If you live in Florida or have visited Florida, you have probably been to Universal. If you haven't, you need to get out from under that rock of yours. It's incredible. Especially if you're a diehard Harry Potter fan like me and one of my best friends. So diehard, in fact, that we caved a few weeks back (as many college students in Central Florida do at one point or another) and dropped a sizable amount of money we didn't have on the Preferred Annual Pass (which is a fancy way of saying we are suckers and paid the extra fee to go without blockout days).
Since our little splurge, we've been to the parks twice and spent an inexcusable amount of time in the Harry Potter areas of the parks on both occasions. In our defense, we had begun our first day with the intention of making a beeline for the new King Kong ride. (Again, if you aren't familiar with this, you need to get out a bit more, or maybe just turn on a TV for ten seconds and see the commercial that's been playing on loop on every channel.) Unfortunately, our plan was immediately dashed by the offending 170-minute waitlisted on the new Universal app I had downloaded (my one and only technology-related accomplishment in my very technophobic life). So we spent our first day riding through Gringotts vaults and screaming on green roller coaster tracks.
Our second day, my fellow sucker and proud preferred pass holder, Hannah, and I were determined to ride Reign of Kong. But when we arrived (our lazy late-morning butts didn't make it there until well after noon) the wait was still 90 minutes, a step down from 170 minutes, but still a bit too much for my very short attention span. So off to Diagon Alley we went to revel in the geeky wonders of TheWizarding World of Harry Potter.
I checked back frequently to see if the wait on King Kong had dropped, even a little, but it rested firmly at 90 minutes throughout the day, and still was standing firm when we made our way from Universal Studios to Islands of Adventure in the early evening. (Universal Studios was closing at 5pm to prepare for Halloween Horror Nights.) When we entered the park, we did so with slim chances of riding the new ride that had been our mission for the past few weeks.
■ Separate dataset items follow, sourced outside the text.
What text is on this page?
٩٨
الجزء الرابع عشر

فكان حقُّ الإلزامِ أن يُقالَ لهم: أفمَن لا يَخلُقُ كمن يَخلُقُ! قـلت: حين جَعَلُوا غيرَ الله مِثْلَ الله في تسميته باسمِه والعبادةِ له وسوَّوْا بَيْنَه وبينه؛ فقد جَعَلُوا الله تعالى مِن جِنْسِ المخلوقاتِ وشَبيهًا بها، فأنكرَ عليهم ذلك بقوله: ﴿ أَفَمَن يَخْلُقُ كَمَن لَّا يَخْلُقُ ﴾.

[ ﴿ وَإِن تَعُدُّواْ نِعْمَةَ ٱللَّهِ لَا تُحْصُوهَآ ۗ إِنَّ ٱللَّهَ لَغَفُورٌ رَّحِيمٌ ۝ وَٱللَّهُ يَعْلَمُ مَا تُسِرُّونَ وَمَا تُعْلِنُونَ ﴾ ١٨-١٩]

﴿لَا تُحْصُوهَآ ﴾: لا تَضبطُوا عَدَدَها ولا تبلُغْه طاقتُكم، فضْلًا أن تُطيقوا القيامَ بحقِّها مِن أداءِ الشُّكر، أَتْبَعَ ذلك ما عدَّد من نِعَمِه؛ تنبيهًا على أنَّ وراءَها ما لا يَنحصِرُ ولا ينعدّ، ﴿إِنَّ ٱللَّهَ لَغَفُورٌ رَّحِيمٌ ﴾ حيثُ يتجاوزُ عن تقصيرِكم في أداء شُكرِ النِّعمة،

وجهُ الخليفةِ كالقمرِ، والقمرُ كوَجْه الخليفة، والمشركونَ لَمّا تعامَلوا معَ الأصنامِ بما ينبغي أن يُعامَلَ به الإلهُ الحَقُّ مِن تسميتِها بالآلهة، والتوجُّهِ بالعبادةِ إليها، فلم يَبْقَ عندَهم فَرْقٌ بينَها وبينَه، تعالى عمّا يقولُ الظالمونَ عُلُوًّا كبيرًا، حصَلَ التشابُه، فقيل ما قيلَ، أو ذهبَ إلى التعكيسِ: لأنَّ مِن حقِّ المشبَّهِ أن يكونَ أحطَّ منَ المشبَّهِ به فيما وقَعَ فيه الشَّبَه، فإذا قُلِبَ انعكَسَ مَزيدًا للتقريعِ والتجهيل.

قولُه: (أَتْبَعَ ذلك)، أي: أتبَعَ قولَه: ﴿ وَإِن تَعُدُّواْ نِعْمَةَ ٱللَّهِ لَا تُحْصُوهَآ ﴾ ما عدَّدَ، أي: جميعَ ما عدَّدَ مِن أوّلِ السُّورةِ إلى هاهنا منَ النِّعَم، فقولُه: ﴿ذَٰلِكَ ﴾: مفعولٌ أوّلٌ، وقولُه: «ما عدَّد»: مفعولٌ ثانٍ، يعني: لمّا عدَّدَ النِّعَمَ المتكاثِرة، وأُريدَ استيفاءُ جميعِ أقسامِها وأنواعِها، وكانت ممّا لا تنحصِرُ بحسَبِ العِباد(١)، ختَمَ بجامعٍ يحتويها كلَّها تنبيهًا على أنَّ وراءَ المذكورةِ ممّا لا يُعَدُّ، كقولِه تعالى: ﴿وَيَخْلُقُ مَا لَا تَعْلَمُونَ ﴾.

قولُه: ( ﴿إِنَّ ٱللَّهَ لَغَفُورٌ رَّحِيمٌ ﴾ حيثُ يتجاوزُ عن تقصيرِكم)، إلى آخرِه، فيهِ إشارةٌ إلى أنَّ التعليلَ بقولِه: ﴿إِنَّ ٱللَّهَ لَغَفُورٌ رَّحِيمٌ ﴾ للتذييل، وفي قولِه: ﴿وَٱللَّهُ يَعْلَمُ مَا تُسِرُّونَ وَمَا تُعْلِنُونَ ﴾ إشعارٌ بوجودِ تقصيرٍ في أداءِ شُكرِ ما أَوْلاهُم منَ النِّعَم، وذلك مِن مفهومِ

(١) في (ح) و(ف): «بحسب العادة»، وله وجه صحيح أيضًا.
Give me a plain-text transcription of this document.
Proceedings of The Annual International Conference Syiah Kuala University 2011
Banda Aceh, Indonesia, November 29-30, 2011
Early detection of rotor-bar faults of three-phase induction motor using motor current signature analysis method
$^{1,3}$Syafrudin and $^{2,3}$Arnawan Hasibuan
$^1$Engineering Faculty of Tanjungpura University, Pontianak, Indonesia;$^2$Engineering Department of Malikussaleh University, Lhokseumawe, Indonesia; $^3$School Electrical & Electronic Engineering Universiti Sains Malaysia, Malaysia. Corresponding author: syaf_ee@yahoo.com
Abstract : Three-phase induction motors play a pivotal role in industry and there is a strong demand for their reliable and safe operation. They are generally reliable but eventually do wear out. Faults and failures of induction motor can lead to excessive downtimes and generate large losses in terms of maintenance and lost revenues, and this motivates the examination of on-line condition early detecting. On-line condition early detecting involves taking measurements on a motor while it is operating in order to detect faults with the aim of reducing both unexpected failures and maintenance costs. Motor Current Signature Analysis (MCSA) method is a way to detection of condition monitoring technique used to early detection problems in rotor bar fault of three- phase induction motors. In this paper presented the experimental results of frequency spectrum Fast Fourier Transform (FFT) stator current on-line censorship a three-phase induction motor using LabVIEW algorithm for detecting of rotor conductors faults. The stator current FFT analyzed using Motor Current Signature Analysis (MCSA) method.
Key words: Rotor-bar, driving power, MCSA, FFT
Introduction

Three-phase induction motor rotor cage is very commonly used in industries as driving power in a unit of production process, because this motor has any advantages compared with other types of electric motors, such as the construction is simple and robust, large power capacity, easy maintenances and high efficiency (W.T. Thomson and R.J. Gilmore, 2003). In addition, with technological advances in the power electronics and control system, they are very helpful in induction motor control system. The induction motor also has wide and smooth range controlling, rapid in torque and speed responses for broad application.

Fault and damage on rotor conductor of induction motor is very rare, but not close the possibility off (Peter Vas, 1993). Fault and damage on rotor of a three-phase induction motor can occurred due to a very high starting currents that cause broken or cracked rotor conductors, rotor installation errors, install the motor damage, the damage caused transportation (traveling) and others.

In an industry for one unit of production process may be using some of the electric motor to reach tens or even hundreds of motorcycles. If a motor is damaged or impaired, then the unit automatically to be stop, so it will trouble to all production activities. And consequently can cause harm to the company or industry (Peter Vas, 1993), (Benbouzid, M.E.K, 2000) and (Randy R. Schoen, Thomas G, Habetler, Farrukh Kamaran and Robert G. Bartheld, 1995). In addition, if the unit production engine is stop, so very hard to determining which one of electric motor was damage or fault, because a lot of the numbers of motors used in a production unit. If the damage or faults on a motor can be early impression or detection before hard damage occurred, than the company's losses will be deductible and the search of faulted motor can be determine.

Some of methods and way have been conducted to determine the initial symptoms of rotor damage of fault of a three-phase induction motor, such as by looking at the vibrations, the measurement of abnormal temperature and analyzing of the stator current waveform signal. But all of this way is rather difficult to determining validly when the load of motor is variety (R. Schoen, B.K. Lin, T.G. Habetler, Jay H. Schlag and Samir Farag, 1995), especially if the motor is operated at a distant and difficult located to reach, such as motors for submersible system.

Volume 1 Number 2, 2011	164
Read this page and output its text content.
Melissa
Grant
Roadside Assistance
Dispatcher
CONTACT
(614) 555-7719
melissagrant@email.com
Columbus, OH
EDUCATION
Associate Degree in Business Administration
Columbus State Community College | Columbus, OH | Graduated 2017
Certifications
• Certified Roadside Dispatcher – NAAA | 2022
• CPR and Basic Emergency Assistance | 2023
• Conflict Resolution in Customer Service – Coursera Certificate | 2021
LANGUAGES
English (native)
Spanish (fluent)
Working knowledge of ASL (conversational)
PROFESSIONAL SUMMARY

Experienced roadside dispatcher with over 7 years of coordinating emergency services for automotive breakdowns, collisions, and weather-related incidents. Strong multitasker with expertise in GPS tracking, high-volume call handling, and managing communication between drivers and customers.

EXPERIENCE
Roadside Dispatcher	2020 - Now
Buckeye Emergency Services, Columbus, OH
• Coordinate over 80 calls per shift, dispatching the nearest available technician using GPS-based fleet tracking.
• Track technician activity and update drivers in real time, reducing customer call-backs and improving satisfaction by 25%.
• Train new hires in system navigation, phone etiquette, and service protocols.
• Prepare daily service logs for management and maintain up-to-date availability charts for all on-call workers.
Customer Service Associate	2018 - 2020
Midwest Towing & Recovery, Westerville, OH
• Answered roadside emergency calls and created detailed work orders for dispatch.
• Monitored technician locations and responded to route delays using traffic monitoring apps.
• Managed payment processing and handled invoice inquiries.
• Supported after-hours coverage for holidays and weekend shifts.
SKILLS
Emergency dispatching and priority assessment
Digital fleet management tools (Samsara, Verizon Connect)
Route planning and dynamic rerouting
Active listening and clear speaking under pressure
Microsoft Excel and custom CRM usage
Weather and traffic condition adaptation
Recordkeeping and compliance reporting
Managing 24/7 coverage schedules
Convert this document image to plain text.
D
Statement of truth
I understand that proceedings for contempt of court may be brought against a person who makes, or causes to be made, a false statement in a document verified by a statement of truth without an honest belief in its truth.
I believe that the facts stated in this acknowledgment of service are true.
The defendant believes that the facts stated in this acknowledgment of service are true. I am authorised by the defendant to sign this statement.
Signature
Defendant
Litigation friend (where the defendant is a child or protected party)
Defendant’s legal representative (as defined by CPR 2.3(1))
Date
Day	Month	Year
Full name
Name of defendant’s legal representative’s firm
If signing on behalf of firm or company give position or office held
Hannah especially was taking the blow pretty hard and was on the verge of (to my horror) suggesting we stick out the eternal line when our saviors appeared in a flash of fanny packs and sensible shoes.
A couple approached us, little paper rectangles in hand, and I prepared to be questioned about how the day passes worked, or how to get from one park to another. Instead, the couple held out their tickets and asked if we would like them, as they carried the express pass option to skip lines. Hannah and I couldn't quite believe it, nor were we about to take this kindly couple's passes, but they insisted they were leaving, and practically forced the passes on us with grins from them and stuttered thanks from us.
Now, I recognize that this situation poses the simple and seemingly superficial kindness of allowing two college girls to skip the lines at an amusement park that they already had annual passes to, but the gesture (beyond the immediate response of screaming and jumping like an idiot and running straight for Reign of Kong) really was touching. These two people, who had presumably spent their day at the park and had their fun, took the time to seek out a pair of people still enjoying the day and go through the trouble of asking them if they would like the pass, explaining what it was and telling them how it worked (all what we experienced when their wandering eyes found us as the lucky couple). They easily just could have thrown the passes out. Or, as I have done on many occasions, kept them as memories of that day of fun. Instead, they decided to find someone who could enjoy them, and they genuinely seemed to think nothing of it. In the meantime, as they wandered home, not dwelling on the handing off of such prized materials, Hannah and I were experiencing an overwhelming sense of gratitude and mounting excitement.
We rode Kong, and it was amazing. We skipped the entire line stretching and twisting inside and out like a knotted snake and waited just ten short minutes for our spot on the ride that had us screaming and jumping and staring open-mouthed the whole time. That alone ordinarily would have been enough to make my day, but it really was afterwards, thinking about the tiny kindness that couple had afforded to two complete strangers, that made me smile at the memory of the day.
I'll never know that couple or be able to properly thank them for waiting up a second on their way out to find two people whom they could be generous to. I'll never be able to tell them how much it restored my faith in people and how much Hannah and I appreciated the little bonus to our day. So instead, I'll do the only thing I can, and shout into the infinite Internet, Thank you! and hope that somehow that gratitude makes its way to them.